# Which Puritan Paperbacks should I get?



## Von (Nov 27, 2018)

I have stumbled upon an opportunity to get 5 Puritan Paperbacks (by Banner of Truth). I already own the following ones:

_All things for good - Watson_
_The Bruised reed - Sibbes_
_Doctrine of repentance - Watson_
_Indwelling sin - Owen_
_Love of Christ - Sibbes_
_Mortification of sin - Owen_
_Sinfulness of Sin - Venning_
_True bounds of Christian freedom - Bolton_
Which ones would you suggest next?
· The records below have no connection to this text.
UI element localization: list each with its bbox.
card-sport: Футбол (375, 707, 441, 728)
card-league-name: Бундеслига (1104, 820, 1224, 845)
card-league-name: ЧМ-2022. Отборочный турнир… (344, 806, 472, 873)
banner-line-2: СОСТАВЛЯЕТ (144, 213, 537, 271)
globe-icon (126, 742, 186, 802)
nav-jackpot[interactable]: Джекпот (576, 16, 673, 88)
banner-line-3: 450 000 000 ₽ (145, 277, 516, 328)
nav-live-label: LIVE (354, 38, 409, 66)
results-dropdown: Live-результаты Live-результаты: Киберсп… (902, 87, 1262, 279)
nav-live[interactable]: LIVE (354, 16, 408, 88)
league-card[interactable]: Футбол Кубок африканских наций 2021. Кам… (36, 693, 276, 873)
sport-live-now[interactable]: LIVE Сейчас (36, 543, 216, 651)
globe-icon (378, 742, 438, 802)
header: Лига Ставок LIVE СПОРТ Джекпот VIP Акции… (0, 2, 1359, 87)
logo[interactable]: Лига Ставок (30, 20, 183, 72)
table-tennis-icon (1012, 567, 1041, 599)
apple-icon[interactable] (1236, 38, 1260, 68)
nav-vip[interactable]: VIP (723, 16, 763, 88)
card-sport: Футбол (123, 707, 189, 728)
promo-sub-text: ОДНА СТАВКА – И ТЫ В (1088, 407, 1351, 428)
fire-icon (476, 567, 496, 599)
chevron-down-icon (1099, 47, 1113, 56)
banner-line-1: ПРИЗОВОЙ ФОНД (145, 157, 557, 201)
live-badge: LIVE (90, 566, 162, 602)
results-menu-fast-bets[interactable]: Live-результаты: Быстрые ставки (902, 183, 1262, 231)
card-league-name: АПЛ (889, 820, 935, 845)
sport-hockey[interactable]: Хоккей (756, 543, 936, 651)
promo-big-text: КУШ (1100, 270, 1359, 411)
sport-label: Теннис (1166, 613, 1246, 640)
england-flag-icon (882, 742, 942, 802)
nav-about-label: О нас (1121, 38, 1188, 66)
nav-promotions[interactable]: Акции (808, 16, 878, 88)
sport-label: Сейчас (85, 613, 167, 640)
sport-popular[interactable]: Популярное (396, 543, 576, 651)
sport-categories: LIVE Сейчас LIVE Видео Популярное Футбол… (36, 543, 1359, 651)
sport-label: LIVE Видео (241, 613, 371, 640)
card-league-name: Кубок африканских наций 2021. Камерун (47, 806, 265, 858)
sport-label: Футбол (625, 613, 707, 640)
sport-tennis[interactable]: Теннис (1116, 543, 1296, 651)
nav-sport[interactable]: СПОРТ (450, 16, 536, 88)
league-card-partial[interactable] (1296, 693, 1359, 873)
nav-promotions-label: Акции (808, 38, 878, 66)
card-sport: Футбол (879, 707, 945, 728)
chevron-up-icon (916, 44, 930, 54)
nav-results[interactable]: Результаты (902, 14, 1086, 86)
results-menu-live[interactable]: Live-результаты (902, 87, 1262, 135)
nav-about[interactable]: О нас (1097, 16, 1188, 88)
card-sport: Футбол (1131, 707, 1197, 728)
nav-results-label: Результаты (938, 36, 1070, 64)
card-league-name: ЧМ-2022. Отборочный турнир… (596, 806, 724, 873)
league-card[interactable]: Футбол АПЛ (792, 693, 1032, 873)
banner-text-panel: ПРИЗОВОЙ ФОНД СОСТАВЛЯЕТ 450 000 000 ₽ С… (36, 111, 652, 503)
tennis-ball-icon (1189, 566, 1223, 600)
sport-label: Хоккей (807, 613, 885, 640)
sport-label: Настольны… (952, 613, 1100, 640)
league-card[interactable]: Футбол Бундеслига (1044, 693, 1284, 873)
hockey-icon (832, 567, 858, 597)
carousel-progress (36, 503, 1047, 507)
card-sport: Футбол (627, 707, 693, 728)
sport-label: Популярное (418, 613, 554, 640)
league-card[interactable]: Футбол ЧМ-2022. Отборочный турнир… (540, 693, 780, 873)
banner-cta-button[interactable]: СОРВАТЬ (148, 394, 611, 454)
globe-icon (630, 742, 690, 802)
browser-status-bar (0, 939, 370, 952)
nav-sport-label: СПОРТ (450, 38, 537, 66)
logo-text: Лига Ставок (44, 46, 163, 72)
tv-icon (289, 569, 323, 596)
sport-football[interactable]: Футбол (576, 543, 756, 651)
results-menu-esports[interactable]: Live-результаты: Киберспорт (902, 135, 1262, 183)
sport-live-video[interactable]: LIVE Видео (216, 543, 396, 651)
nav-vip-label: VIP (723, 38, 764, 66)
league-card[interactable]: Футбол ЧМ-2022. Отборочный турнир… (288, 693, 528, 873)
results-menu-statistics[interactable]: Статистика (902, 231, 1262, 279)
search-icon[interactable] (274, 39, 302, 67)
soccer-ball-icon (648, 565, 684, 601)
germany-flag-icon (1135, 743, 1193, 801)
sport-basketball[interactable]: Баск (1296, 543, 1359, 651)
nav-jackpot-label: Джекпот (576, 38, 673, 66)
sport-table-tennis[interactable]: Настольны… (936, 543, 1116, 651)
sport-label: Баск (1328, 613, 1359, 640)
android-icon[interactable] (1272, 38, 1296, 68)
See a complete list here.


----------



## Reformed Covenanter (Nov 27, 2018)

The Shorter Catechism Explained by Thomas Vincent
The Rare Jewel of Christian Contentment by Jeremiah Burroughs
The Heart of Christ by Thomas Goodwin
The Christian’s Great Interest by William Guthrie
Learning in Christ’s School by Robert Venning

Reactions: Like 2 | Amen 1


----------



## RamistThomist (Nov 28, 2018)

Reformed Pastor
Shorter Catechism Explained (Vincent)
Heart of Christ

Reactions: Like 1


----------



## TheInquirer (Nov 29, 2018)

Another vote for "Rare Jewel of Christian Contentment"

"Precious Remedies Against Satan's Devices" by Thomas Brooks is outstanding.

Reactions: Like 1


----------



## Von (Dec 4, 2018)

After considering your input, I've decided on the following books:

Dying Thoughts - Baxter
The Heart of Christ - Goodwin
The Lord's Supper - Watson
The Rare Jewel of Christian Contentment - Burroughs
Sermons of the Great ejection - Various


----------



## jw (Dec 4, 2018)

Yes. Yes you should.


----------



## JTB.SDG (Dec 4, 2018)

Get another 5 copies of The Bruised Reed and give 'em away to your friends.

Reactions: Like 1


----------



## Stephen L Smith (Dec 4, 2018)

JTB.SDG said:


> Get another 5 copies of The Bruised Reed and give 'em away to your friends.


If you can add to it Sibbe's sister work "The Souls conflict" and give that away to your friends too. Both works have blessed people greatly.

Reactions: Like 1


----------